The Castillo de Teayo is a prehispanic pyramid of Toltec origin; its architectural and stylistic features reveal the influence of Huastec and Mexica cultures. The Castillo de Teayo is situated in a Valley, in the center of town and consists of three bodies, slightly inclined, separated by a landing. Its plant is square with sides of about 24 meters and height is more than 11 meters.

As an ornamental feature, it has a small flat molding, which runs all around its perimeter, at 1.40 meters high. Surrounding it were several sculptures of different size and style, which are currently at the Museum, along with other pieces from the site excavations.

The humidity has damaged the stucco and the archaeological jewel walls. The prehispanic Toltec pyramid with influence from the Huastec and Mexica cultures from the 15th century displays serious damages as a result of the neglect on the part of the National Institute of Anthropology and History.
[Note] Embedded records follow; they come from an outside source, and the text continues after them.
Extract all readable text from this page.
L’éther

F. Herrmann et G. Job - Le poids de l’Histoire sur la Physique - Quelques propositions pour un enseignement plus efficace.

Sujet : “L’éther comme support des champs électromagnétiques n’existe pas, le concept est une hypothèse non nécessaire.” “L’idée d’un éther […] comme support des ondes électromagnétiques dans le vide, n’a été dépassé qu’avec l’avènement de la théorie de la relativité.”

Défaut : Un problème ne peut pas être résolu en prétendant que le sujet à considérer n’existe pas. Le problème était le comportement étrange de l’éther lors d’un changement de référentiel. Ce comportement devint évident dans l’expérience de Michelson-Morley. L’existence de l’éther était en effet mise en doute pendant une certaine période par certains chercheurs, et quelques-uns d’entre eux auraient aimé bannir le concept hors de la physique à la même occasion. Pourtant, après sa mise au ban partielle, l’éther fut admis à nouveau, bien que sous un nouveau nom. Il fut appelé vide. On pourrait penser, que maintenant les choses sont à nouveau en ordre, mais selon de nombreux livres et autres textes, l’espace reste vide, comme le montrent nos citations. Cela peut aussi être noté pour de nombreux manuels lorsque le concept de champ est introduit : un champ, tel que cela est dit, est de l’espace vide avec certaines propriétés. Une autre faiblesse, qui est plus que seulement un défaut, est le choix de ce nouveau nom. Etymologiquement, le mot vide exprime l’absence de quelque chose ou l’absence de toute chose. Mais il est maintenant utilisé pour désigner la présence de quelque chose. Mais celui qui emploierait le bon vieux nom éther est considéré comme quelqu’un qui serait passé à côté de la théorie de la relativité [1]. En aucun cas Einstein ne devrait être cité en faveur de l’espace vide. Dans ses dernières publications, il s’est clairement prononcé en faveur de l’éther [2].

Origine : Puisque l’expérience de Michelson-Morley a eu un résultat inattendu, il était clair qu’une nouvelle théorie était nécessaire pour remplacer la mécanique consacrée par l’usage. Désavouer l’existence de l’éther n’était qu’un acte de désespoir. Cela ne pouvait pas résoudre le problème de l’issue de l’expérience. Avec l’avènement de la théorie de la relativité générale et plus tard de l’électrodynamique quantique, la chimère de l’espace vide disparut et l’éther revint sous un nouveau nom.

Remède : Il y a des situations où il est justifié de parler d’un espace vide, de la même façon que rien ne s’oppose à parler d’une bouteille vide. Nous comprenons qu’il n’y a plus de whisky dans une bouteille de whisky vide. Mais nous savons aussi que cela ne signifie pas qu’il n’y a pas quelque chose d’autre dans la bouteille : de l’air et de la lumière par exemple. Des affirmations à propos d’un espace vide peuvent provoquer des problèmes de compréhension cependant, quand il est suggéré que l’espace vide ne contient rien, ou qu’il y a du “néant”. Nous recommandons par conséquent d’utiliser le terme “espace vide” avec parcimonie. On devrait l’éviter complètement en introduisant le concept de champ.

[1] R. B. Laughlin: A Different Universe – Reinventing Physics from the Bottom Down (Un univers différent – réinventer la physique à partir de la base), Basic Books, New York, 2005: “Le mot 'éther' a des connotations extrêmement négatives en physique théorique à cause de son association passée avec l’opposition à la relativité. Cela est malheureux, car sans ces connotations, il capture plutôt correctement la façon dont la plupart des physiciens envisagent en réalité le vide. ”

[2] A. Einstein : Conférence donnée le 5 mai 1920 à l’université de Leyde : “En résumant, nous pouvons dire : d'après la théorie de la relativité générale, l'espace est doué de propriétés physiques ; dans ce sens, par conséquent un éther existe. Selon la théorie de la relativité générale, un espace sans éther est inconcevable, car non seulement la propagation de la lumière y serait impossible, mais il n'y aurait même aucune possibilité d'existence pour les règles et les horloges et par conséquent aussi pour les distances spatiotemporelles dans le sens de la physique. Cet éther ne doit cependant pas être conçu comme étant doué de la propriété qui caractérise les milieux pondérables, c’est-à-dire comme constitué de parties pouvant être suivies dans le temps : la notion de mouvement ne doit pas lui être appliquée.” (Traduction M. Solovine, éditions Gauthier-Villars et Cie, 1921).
Municipality inhabitants are unhappy to see how the central pyramid and the ceremonial temple as the most archaeological asset in this area are affected by the lack of palm roofing which has failed to protect the priceless archaeological structure from water and moisture.

==Site museum==
INAH informs that a site museum exists located at Pyramid Plaza w/o number. Downtown, Zip Code 92940, Castillo de Teayo, Veracruz.

The cultural heritage comprises pre-Hispanic objects from the Veracruz northern region, mainly Castillo de Teayo archeological site – mostly stone sculptures with representations of gods, animals, and human figures. During the visit more information is available over the ancient site inhabitants, their origin and history, as well as details of the exhibited articles.